Rationalizing Semantic and Keyword Search on Microsoft Academic

Rationalizing Semantic and Keyword Search on Microsoft Academic

Established: February 22, 2016

Rationalizing Semantic and Keyword Search on Microsoft Academic

May 21, 2020

Over the past 6 months we’ve been experimenting with a host of changes to Microsoft Academic’s search experience, and now that the last of those experiments has shipped we’re excited to finally discuss them.

Before we jump in, if you’re interested in a deeper technical analysis of the new capabilities please review the following resources:

No room for interpretation?

From the initial release of Microsoft Academic in 2016, up until 6 months ago, our semantic search algorithm focused on generating results that best matched semantically coherent interpretations of user queries, informed by the Microsoft Academic Graph (MAG).

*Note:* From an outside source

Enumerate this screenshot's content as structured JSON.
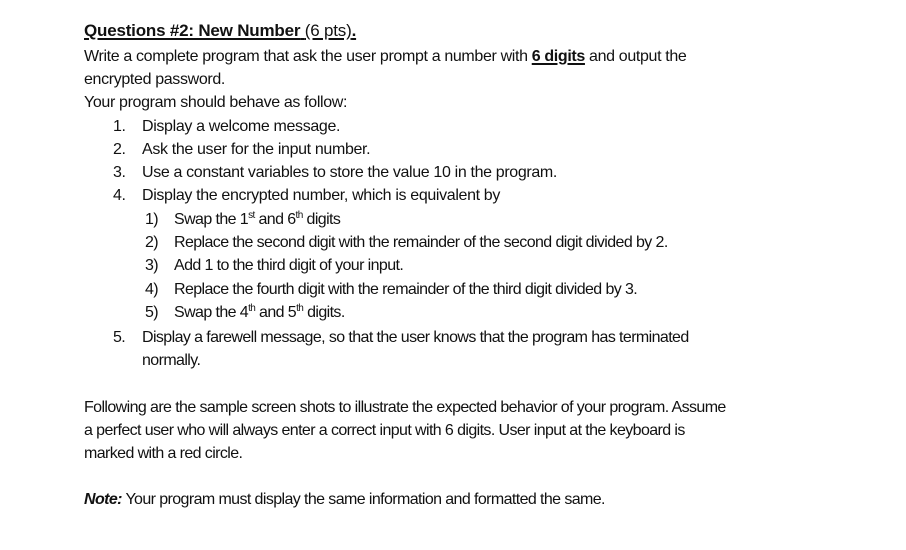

To better explain, let’s examine the query “covid-19 science”. Traditional search engines based on keyword search (i.e. Google Scholar, Semantic Scholar, Lens.org, etc.) do an excellent job of retrieving relevant results that have keyword matches for “covid-19” and variations of “science” (science, sciences, scientific, etc.) Our system, however, prefers to interpret “covid-19” as a shorthand reference (synonym) of the topic “Coronavirus disease 2019 (COVID-19)” and “science” as the journal “Science” because MAG suggests this interpretation will turn up more highly cited and relevant papers than treating the query as simple paper full-text (title/abstract/body) keywords. This distinction is important, as it allows our semantic search algorithm to leverage semantic inference to retrieve seminal publications that do not strictly contain “covid-19” as keywords, yet are nevertheless relevant and important.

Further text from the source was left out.